Let $n\geq 1$ be a natural number. I would like to find the quantity:
$$\sum\limits_{d_1 | n}\sum\limits_{\substack{d_2 | n \\ d_3|n \\ (d_2,d_3)=d_1}}d_3.$$
My guess is that the result could be $\tau(n)\sigma(n)$, where $\tau(n)$ is the number of divisors of $n$ and $\sigma(n)$ is the sum of these divisors. Any tip is appreciated.
On
We obtain \begin{align*} \color{blue}{\sum\limits_{d_1 | n}\sum\limits_{\substack{d_2 | n \\ d_3|n \\ (d_2,d_3)=d_1}}d_3} &=\sum\limits_{\substack{d_2 | n \\ d_3|n}}d_3=\sum_{d_2|n}\sum_{d_3|n}d_3\tag{1}\\ &=\left(\sum_{d_2|n}1\right)\left(\sum_{d_3|n}d_3\right)\\ &\color{blue}{=\tau(n)\sigma(n)} \end{align*} and the claim follows.
In (1) we observe that the left-hand sum $\sum_{d_1|n}\sum\limits_{\substack{d_2 | n \\ d_3|n \\ (d_2,d_3)=d_1}}d_3$ has the same $\left(\tau(n)\right)^2$ summands as the right-hand sum but with some kind of ordering with respect to the divisors of $n$.

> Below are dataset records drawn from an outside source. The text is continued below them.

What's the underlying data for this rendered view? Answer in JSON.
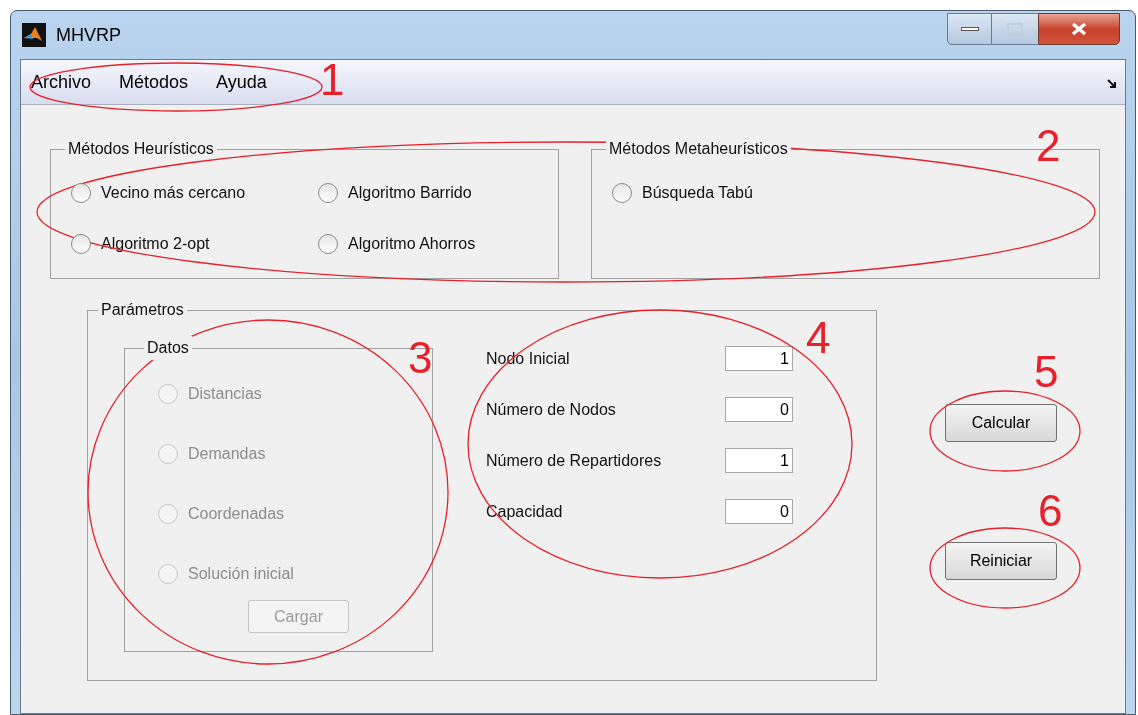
{
  "window": {
    "title": "MHVRP"
  },
  "menu": [
    "Archivo",
    "Métodos",
    "Ayuda"
  ],
  "heuristic_panel": {
    "title": "Métodos Heurísticos",
    "options": [
      {
        "label": "Vecino más cercano",
        "selected": false
      },
      {
        "label": "Algoritmo Barrido",
        "selected": false
      },
      {
        "label": "Algoritmo 2-opt",
        "selected": false
      },
      {
        "label": "Algoritmo Ahorros",
        "selected": false
      }
    ]
  },
  "metaheuristic_panel": {
    "title": "Métodos Metaheurísticos",
    "options": [
      {
        "label": "Búsqueda Tabú",
        "selected": false
      }
    ]
  },
  "parameters_panel": {
    "title": "Parámetros",
    "data_panel": {
      "title": "Datos",
      "disabled": true,
      "options": [
        {
          "label": "Distancias",
          "selected": false
        },
        {
          "label": "Demandas",
          "selected": false
        },
        {
          "label": "Coordenadas",
          "selected": false
        },
        {
          "label": "Solución inicial",
          "selected": false
        }
      ],
      "button": "Cargar"
    },
    "fields": [
      {
        "label": "Nodo Inicial",
        "value": "1"
      },
      {
        "label": "Número de Nodos",
        "value": "0"
      },
      {
        "label": "Número de Repartidores",
        "value": "1"
      },
      {
        "label": "Capacidad",
        "value": "0"
      }
    ]
  },
  "buttons": [
    "Calcular",
    "Reiniciar"
  ],
  "annotations": [
    "1",
    "2",
    "3",
    "4",
    "5",
    "6"
  ]
}
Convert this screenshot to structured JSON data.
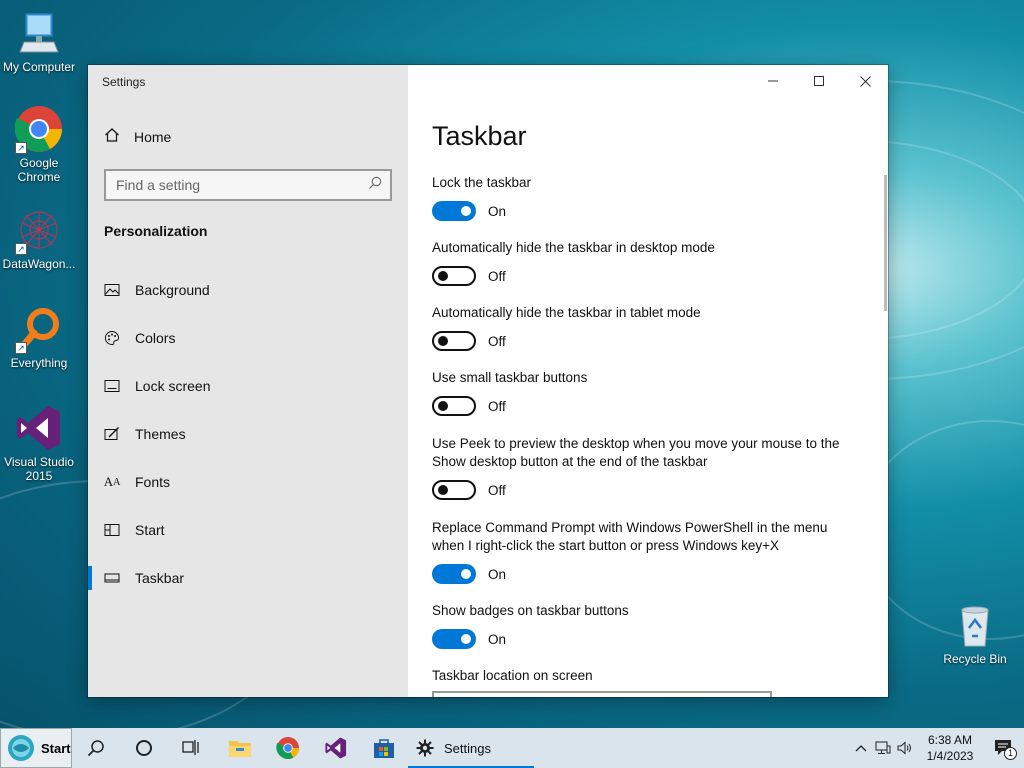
{
  "desktop": {
    "icons": [
      {
        "label": "My Computer"
      },
      {
        "label": "Google Chrome"
      },
      {
        "label": "DataWagon..."
      },
      {
        "label": "Everything"
      },
      {
        "label": "Visual Studio 2015"
      },
      {
        "label": "Recycle Bin"
      }
    ]
  },
  "window": {
    "title": "Settings",
    "sidebar": {
      "home_label": "Home",
      "search_placeholder": "Find a setting",
      "section_heading": "Personalization",
      "items": [
        {
          "label": "Background",
          "icon": "picture-icon"
        },
        {
          "label": "Colors",
          "icon": "palette-icon"
        },
        {
          "label": "Lock screen",
          "icon": "lock-screen-icon"
        },
        {
          "label": "Themes",
          "icon": "themes-icon"
        },
        {
          "label": "Fonts",
          "icon": "fonts-icon"
        },
        {
          "label": "Start",
          "icon": "start-icon"
        },
        {
          "label": "Taskbar",
          "icon": "taskbar-icon",
          "active": true
        }
      ]
    },
    "content": {
      "page_title": "Taskbar",
      "settings": [
        {
          "label": "Lock the taskbar",
          "state": "On"
        },
        {
          "label": "Automatically hide the taskbar in desktop mode",
          "state": "Off"
        },
        {
          "label": "Automatically hide the taskbar in tablet mode",
          "state": "Off"
        },
        {
          "label": "Use small taskbar buttons",
          "state": "Off"
        },
        {
          "label": "Use Peek to preview the desktop when you move your mouse to the Show desktop button at the end of the taskbar",
          "state": "Off"
        },
        {
          "label": "Replace Command Prompt with Windows PowerShell in the menu when I right-click the start button or press Windows key+X",
          "state": "On"
        },
        {
          "label": "Show badges on taskbar buttons",
          "state": "On"
        }
      ],
      "location_label": "Taskbar location on screen"
    }
  },
  "taskbar": {
    "start_label": "Start",
    "active_app_label": "Settings",
    "clock_time": "6:38 AM",
    "clock_date": "1/4/2023",
    "notification_count": "1"
  },
  "colors": {
    "accent": "#0078d7",
    "sidebar_bg": "#e6e6e6",
    "taskbar_bg": "#d9e4ec"
  }
}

Why, let's see. How many times each divisor has the chance to be a $d_3$? Let's run through all pairs of divisors $\{d_2,d_3\}$. Every time their GCD is also a divisor of $n$ (some $d_1$), the $d_3$ gets included in the summation. But wait, their GCD is always a divisor! So the outer sum is nothing but smoke and mirrors. Your quantity simplifies to
$$\sum\limits_{\substack{d_2|n\\d_3|n\\\color{green}{(d_2,d_3)=\text{anything}\hspace -3.5em}}}d_3$$
which is trivially equivalent to $\tau(n)\cdot\sigma(n)$, just as you expected.